Uma história construída em São Vicente
A experiência na Encenação também estreitou a relação de Tchellos com a história e a cultura do Município. Para ele, interpretar personagens ligados à formação da Cidade representa uma oportunidade de manter viva uma memória que ultrapassa os palcos.
Ainda em 2024, iniciou o curso técnico profissionalizante de Teatro do Senac, realizado em parceria com a Prefeitura de São Vicente, dando mais um passo em sua formação. Após dois anos de estudos, concluiu o curso em 31 de agosto de 2026, consolidando uma trajetória que começou ainda na juventude e ganhou novos caminhos justamente na cidade que o acolheu.
Para ele, a formação de um ator vai muito além dos momentos em que as cortinas se abrem. A rotina envolve estudo, preparação física e vocal e ensaios constantes. “Teatro exige estudo diário, ensaios constantes e aquecimento físico e vocal. Apresentar-se devidamente aquecido transforma completamente a entrega e o resultado em cena”.

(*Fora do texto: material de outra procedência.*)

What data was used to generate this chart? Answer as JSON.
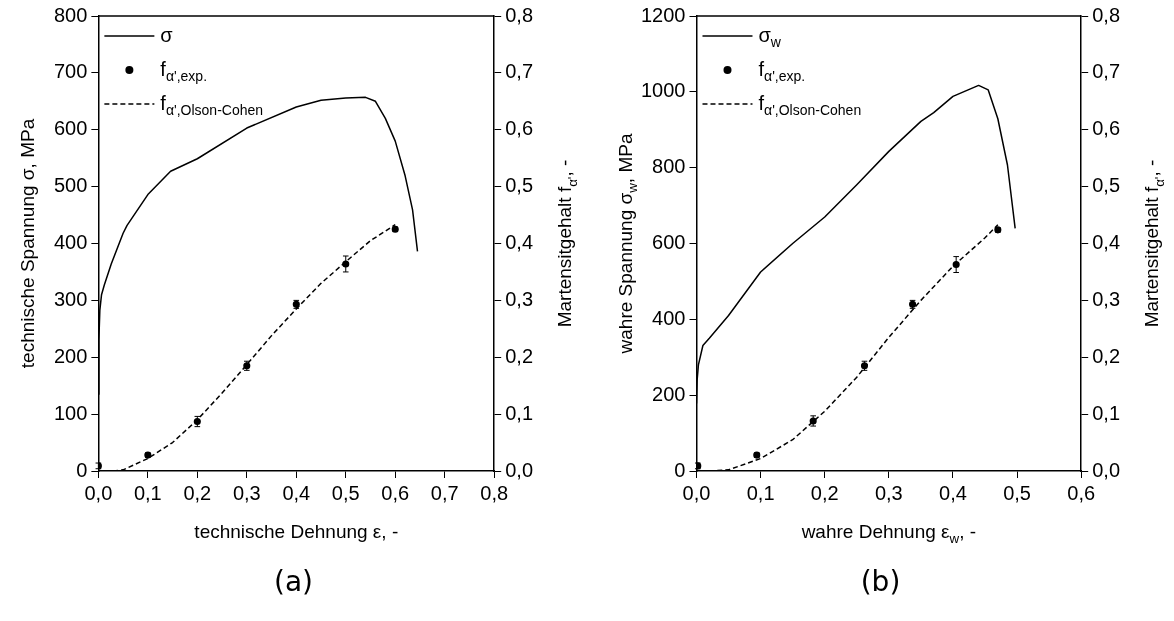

A relação com o público também é parte essencial dessa experiência. Seja em um teatro tradicional, em uma praça ou em um espaço aberto, Tchellos destaca a troca estabelecida durante a apresentação. “Como ator, amo o teatro em todos os espaços, seja no palco tradicional, nas ruas ou nas praças. O mais gostoso da atuação é olhar nos olhos do público, sentir a reação de cada pessoa e ter aquele bate-papo ao final. Isso é fundamental para o ator”, afirma.
No teatro, nem tudo pode ser previsto. Falhas em objetos cênicos, esquecimentos de texto e outras situações inesperadas fazem parte da rotina de quem trabalha com apresentações ao vivo. Para Tchellos, é nesses momentos que o improviso se torna uma ferramenta fundamental.
“No palco ao vivo, estamos sempre sujeitos a imprevistos, seja a falha de um objeto cênico ou o esquecimento de um texto por parte de algum ator. Nesses momentos, entra em cena o improviso. É preciso ter jogo de cintura para contracenar de forma que o colega se lembre da fala ou para dar continuidade à cena naturalmente junto com ele”, conta.
E a história de Tchellos com o teatro está apenas começando. Para 2027, o ator pretende montar e encenar um monólogo. Paralelamente, trabalha na finalização de um livro, com previsão de lançamento para 2028.
Aos jovens vicentinos que sonham em seguir pelo caminho da atuação, ele deixa um conselho simples, mas que considera fundamental: ler. “O primeiro e principal conselho para quem quer fazer teatro, em São Vicente ou em qualquer outro lugar, é: goste muito de ler. A leitura é uma das maiores bases do teatro. Quanto mais você lê, mais amplia seu conhecimento, seu repertório e melhora sua dicção na fala”.
Hoje, ao olhar para a própria trajetória, Tchellos resume sua relação com a Cidade em uma palavra: gratidão. “O maior significado de ser um ator formado em São Vicente é a gratidão por uma cidade que me acolheu, abriu as portas e me permitiu estudar, me formar e viver o Padre Gonçalo Monteiro, o papel mais marcante da minha vida”.